Midwives, the first women at University in Spain
During the first half of the 19th century, medical teaching underwent some transcendental changes which ended up with the unification of the studies of Medicine and Surgery, traditionally separate in the past. The Colleges of Surgery in Cadiz, Barcelona and Madrid were closed, although midwives were able to continue training privately, studying and practising for four years, before sitting an exam at university. The profession took a definitive leap to become a university degree with the passing of the Ley de Instrucción Pública (Public Education Act) in 1857, whose Chapter I, titled «The Faculties», lays out regulations for obtaining the title of matron or midwife.

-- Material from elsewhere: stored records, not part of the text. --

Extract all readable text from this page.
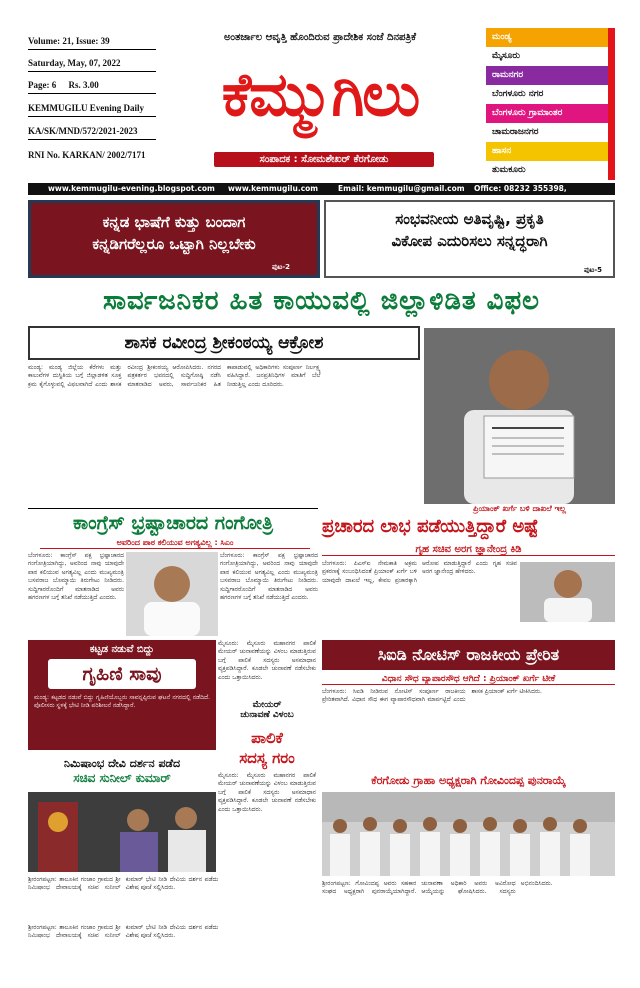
Volume: 21, Issue: 39
Saturday, May, 07, 2022
Page: 6 Rs. 3.00
KEMMUGILU Evening Daily
KA/SK/MND/572/2021-2023
RNI No. KARKAN/ 2002/7171
ಅಂತರ್ಜಾಲ ಆವೃತ್ತಿ ಹೊಂದಿರುವ ಪ್ರಾದೇಶಿಕ ಸಂಜೆ ದಿನಪತ್ರಿಕೆ
ಕೆಮ್ಮುಗಿಲು
ಸಂಪಾದಕ : ಸೋಮಶೇಖರ್ ಕೆರಗೋಡು
ಮಂಡ್ಯ
ಮೈಸೂರು
ರಾಮನಗರ
ಬೆಂಗಳೂರು ನಗರ
ಬೆಂಗಳೂರು ಗ್ರಾಮಾಂತರ
ಚಾಮರಾಜನಗರ
ಹಾಸನ
ತುಮಕೂರು
www.kemmugilu-evening.blogspot.com www.kemmugilu.com	Email: kemmugilu@gmail.com Office: 08232 355398,
ಕನ್ನಡ ಭಾಷೆಗೆ ಕುತ್ತು ಬಂದಾಗ
ಕನ್ನಡಿಗರೆಲ್ಲರೂ ಒಟ್ಟಾಗಿ ನಿಲ್ಲಬೇಕು
ಪುಟ-2
ಸಂಭವನೀಯ ಅತಿವೃಷ್ಟಿ, ಪ್ರಕೃತಿ
ವಿಕೋಪ ಎದುರಿಸಲು ಸನ್ನದ್ಧರಾಗಿ
ಪುಟ-5
ಸಾರ್ವಜನಿಕರ ಹಿತ ಕಾಯುವಲ್ಲಿ ಜಿಲ್ಲಾಳಿಡಿತ ವಿಫಲ
ಶಾಸಕ ರವೀಂದ್ರ ಶ್ರೀಕಂಠಯ್ಯ ಆಕ್ರೋಶ
ಮಂಡ್ಯ: ಮಂಡ್ಯ ಜಿಲ್ಲೆಯ ಕೆರೆಗಳು ಮತ್ತು ಕಾಲುವೆಗಳ ದುಸ್ಥಿತಿಯ ಬಗ್ಗೆ ಜಿಲ್ಲಾಡಳಿತ ಸೂಕ್ತ ಕ್ರಮ ಕೈಗೊಳ್ಳುವಲ್ಲಿ ವಿಫಲವಾಗಿದೆ ಎಂದು ಶಾಸಕ ರವೀಂದ್ರ ಶ್ರೀಕಂಠಯ್ಯ ಆರೋಪಿಸಿದರು. ನಗರದ ಪತ್ರಕರ್ತರ ಭವನದಲ್ಲಿ ಸುದ್ದಿಗೋಷ್ಠಿ ನಡೆಸಿ ಮಾತನಾಡಿದ ಅವರು, ಸಾರ್ವಜನಿಕರ ಹಿತ ಕಾಪಾಡುವಲ್ಲಿ ಅಧಿಕಾರಿಗಳು ಸಂಪೂರ್ಣ ನಿರ್ಲಕ್ಷ್ಯ ವಹಿಸಿದ್ದಾರೆ. ಜನಪ್ರತಿನಿಧಿಗಳ ಮಾತಿಗೆ ಬೆಲೆ ನೀಡುತ್ತಿಲ್ಲ ಎಂದು ದೂರಿದರು.
ಕಾಂಗ್ರೆಸ್ ಭ್ರಷ್ಟಾಚಾರದ ಗಂಗೋತ್ರಿ
ಅವರಿಂದ ಪಾಠ ಕಲಿಯುವ ಅಗತ್ಯವಿಲ್ಲ : ಸಿಎಂ
ಬೆಂಗಳೂರು: ಕಾಂಗ್ರೆಸ್ ಪಕ್ಷ ಭ್ರಷ್ಟಾಚಾರದ ಗಂಗೋತ್ರಿಯಾಗಿದ್ದು, ಅವರಿಂದ ನಾವು ಯಾವುದೇ ಪಾಠ ಕಲಿಯುವ ಅಗತ್ಯವಿಲ್ಲ ಎಂದು ಮುಖ್ಯಮಂತ್ರಿ ಬಸವರಾಜ ಬೊಮ್ಮಾಯಿ ತಿರುಗೇಟು ನೀಡಿದರು. ಸುದ್ದಿಗಾರರೊಂದಿಗೆ ಮಾತನಾಡಿದ ಅವರು ಹಗರಣಗಳ ಬಗ್ಗೆ ತನಿಖೆ ನಡೆಯುತ್ತಿದೆ ಎಂದರು.
ಬೆಂಗಳೂರು: ಕಾಂಗ್ರೆಸ್ ಪಕ್ಷ ಭ್ರಷ್ಟಾಚಾರದ ಗಂಗೋತ್ರಿಯಾಗಿದ್ದು, ಅವರಿಂದ ನಾವು ಯಾವುದೇ ಪಾಠ ಕಲಿಯುವ ಅಗತ್ಯವಿಲ್ಲ ಎಂದು ಮುಖ್ಯಮಂತ್ರಿ ಬಸವರಾಜ ಬೊಮ್ಮಾಯಿ ತಿರುಗೇಟು ನೀಡಿದರು. ಸುದ್ದಿಗಾರರೊಂದಿಗೆ ಮಾತನಾಡಿದ ಅವರು ಹಗರಣಗಳ ಬಗ್ಗೆ ತನಿಖೆ ನಡೆಯುತ್ತಿದೆ ಎಂದರು.
ಪ್ರಿಯಾಂಕ್ ಖರ್ಗೆ ಬಳಿ ದಾಖಲೆ ಇಲ್ಲ
ಪ್ರಚಾರದ ಲಾಭ ಪಡೆಯುತ್ತಿದ್ದಾರೆ ಅಷ್ಟೆ
ಗೃಹ ಸಚಿವ ಅರಗ ಜ್ಞಾನೇಂದ್ರ ಕಿಡಿ
ಬೆಂಗಳೂರು: ಪಿಎಸ್‌ಐ ನೇಮಕಾತಿ ಅಕ್ರಮ ಪ್ರಕರಣಕ್ಕೆ ಸಂಬಂಧಿಸಿದಂತೆ ಪ್ರಿಯಾಂಕ್ ಖರ್ಗೆ ಬಳಿ ಯಾವುದೇ ದಾಖಲೆ ಇಲ್ಲ, ಕೇವಲ ಪ್ರಚಾರಕ್ಕಾಗಿ ಆರೋಪ ಮಾಡುತ್ತಿದ್ದಾರೆ ಎಂದು ಗೃಹ ಸಚಿವ ಅರಗ ಜ್ಞಾನೇಂದ್ರ ಹೇಳಿದರು.
ಕಟ್ಟಡ ನಡುವೆ ಬಿದ್ದು
ಗೃಹಿಣಿ ಸಾವು
ಮಂಡ್ಯ: ಕಟ್ಟಡದ ನಡುವೆ ಬಿದ್ದು ಗೃಹಿಣಿಯೊಬ್ಬರು ಸಾವನ್ನಪ್ಪಿರುವ ಘಟನೆ ನಗರದಲ್ಲಿ ನಡೆದಿದೆ. ಪೊಲೀಸರು ಸ್ಥಳಕ್ಕೆ ಭೇಟಿ ನೀಡಿ ಪರಿಶೀಲನೆ ನಡೆಸಿದ್ದಾರೆ.
ಮೈಸೂರು: ಮೈಸೂರು ಮಹಾನಗರ ಪಾಲಿಕೆ ಮೇಯರ್ ಚುನಾವಣೆಯನ್ನು ವಿಳಂಬ ಮಾಡುತ್ತಿರುವ ಬಗ್ಗೆ ಪಾಲಿಕೆ ಸದಸ್ಯರು ಅಸಮಾಧಾನ ವ್ಯಕ್ತಪಡಿಸಿದ್ದಾರೆ. ಕೂಡಲೇ ಚುನಾವಣೆ ನಡೆಸಬೇಕು ಎಂದು ಒತ್ತಾಯಿಸಿದರು.
ಮೇಯರ್
ಚುನಾವಣೆ ವಿಳಂಬ
ಪಾಲಿಕೆ
ಸದಸ್ಯ ಗರಂ
ಮೈಸೂರು: ಮೈಸೂರು ಮಹಾನಗರ ಪಾಲಿಕೆ ಮೇಯರ್ ಚುನಾವಣೆಯನ್ನು ವಿಳಂಬ ಮಾಡುತ್ತಿರುವ ಬಗ್ಗೆ ಪಾಲಿಕೆ ಸದಸ್ಯರು ಅಸಮಾಧಾನ ವ್ಯಕ್ತಪಡಿಸಿದ್ದಾರೆ. ಕೂಡಲೇ ಚುನಾವಣೆ ನಡೆಸಬೇಕು ಎಂದು ಒತ್ತಾಯಿಸಿದರು.
ಸಿಐಡಿ ನೋಟಿಸ್ ರಾಜಕೀಯ ಪ್ರೇರಿತ
ವಿಧಾನ ಸೌಧ ವ್ಯಾಪಾರಸೌಧ ಆಗಿದೆ : ಪ್ರಿಯಾಂಕ್ ಖರ್ಗೆ ಟೀಕೆ
ಬೆಂಗಳೂರು: ಸಿಐಡಿ ನೀಡಿರುವ ನೋಟಿಸ್ ಸಂಪೂರ್ಣ ರಾಜಕೀಯ ಪ್ರೇರಿತವಾಗಿದೆ. ವಿಧಾನ ಸೌಧ ಈಗ ವ್ಯಾಪಾರಸೌಧವಾಗಿ ಮಾರ್ಪಟ್ಟಿದೆ ಎಂದು ಶಾಸಕ ಪ್ರಿಯಾಂಕ್ ಖರ್ಗೆ ಟೀಕಿಸಿದರು.
ನಿಮಿಷಾಂಭ ದೇವಿ ದರ್ಶನ ಪಡೆದ
ಸಚಿವ ಸುನೀಲ್ ಕುಮಾರ್
ಶ್ರೀರಂಗಪಟ್ಟಣ: ತಾಲೂಕಿನ ಗಂಜಾಂ ಗ್ರಾಮದ ಶ್ರೀ ನಿಮಿಷಾಂಭ ದೇವಾಲಯಕ್ಕೆ ಸಚಿವ ಸುನೀಲ್ ಕುಮಾರ್ ಭೇಟಿ ನೀಡಿ ದೇವಿಯ ದರ್ಶನ ಪಡೆದು ವಿಶೇಷ ಪೂಜೆ ಸಲ್ಲಿಸಿದರು.
ಕೆರಗೋಡು ಗ್ರಾಹಾ ಅಧ್ಯಕ್ಷರಾಗಿ ಗೋವಿಂದಪ್ಪ ಪುನರಾಯ್ಕೆ
ಶ್ರೀರಂಗಪಟ್ಟಣ: ಗೋವಿಂದಪ್ಪ ಅವರು ಸಹಕಾರ ಸಂಘದ ಅಧ್ಯಕ್ಷರಾಗಿ ಪುನರಾಯ್ಕೆಯಾಗಿದ್ದಾರೆ. ಚುನಾವಣಾ ಅಧಿಕಾರಿ ಅವರು ಅವಿರೋಧ ಆಯ್ಕೆಯನ್ನು ಘೋಷಿಸಿದರು. ಸದಸ್ಯರು ಅಭಿನಂದಿಸಿದರು.
ಶ್ರೀರಂಗಪಟ್ಟಣ: ತಾಲೂಕಿನ ಗಂಜಾಂ ಗ್ರಾಮದ ಶ್ರೀ ನಿಮಿಷಾಂಭ ದೇವಾಲಯಕ್ಕೆ ಸಚಿವ ಸುನೀಲ್ ಕುಮಾರ್ ಭೇಟಿ ನೀಡಿ ದೇವಿಯ ದರ್ಶನ ಪಡೆದು ವಿಶೇಷ ಪೂಜೆ ಸಲ್ಲಿಸಿದರು.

Despite this fact, which was so important for the history of the profession, the truth was that education was still controlled by men, who had no special interest in midwives acquiring high quality knowledge. The fact that in 1861 the profession was linked to that of the new lesser surgeons through the «Reglamento para la enseñanza de Practicantes y Matronas» (Regulation for teaching Practitioners and Midwives), turned these studies into a short, 2-year degree, which was in no way positive. The older surgeons, who had proliferated in excess in the early 19th century, showed concern and even outright hostility to the creation of the practitioner title and, in passing, to midwives. The profession was on the point of disappearing and would have done so had «La Gloriosa» (The Glorious Revolution) not been declared in 1868. As we saw above, it was the Decree of Freedom of Education issued during the «Democratic Sexenium» that allowed some midwives to take part in the teaching of future colleagues, like the afore-mentioned Pilar Jáuregui Luccu in Dr. Velasco´s Anthropology Museum, or Francisca Iracheta Arguiñarena, who worked in another free school of midwifery opened by her husband, José López de Morelle, in their home (Lope de Vega´s old house).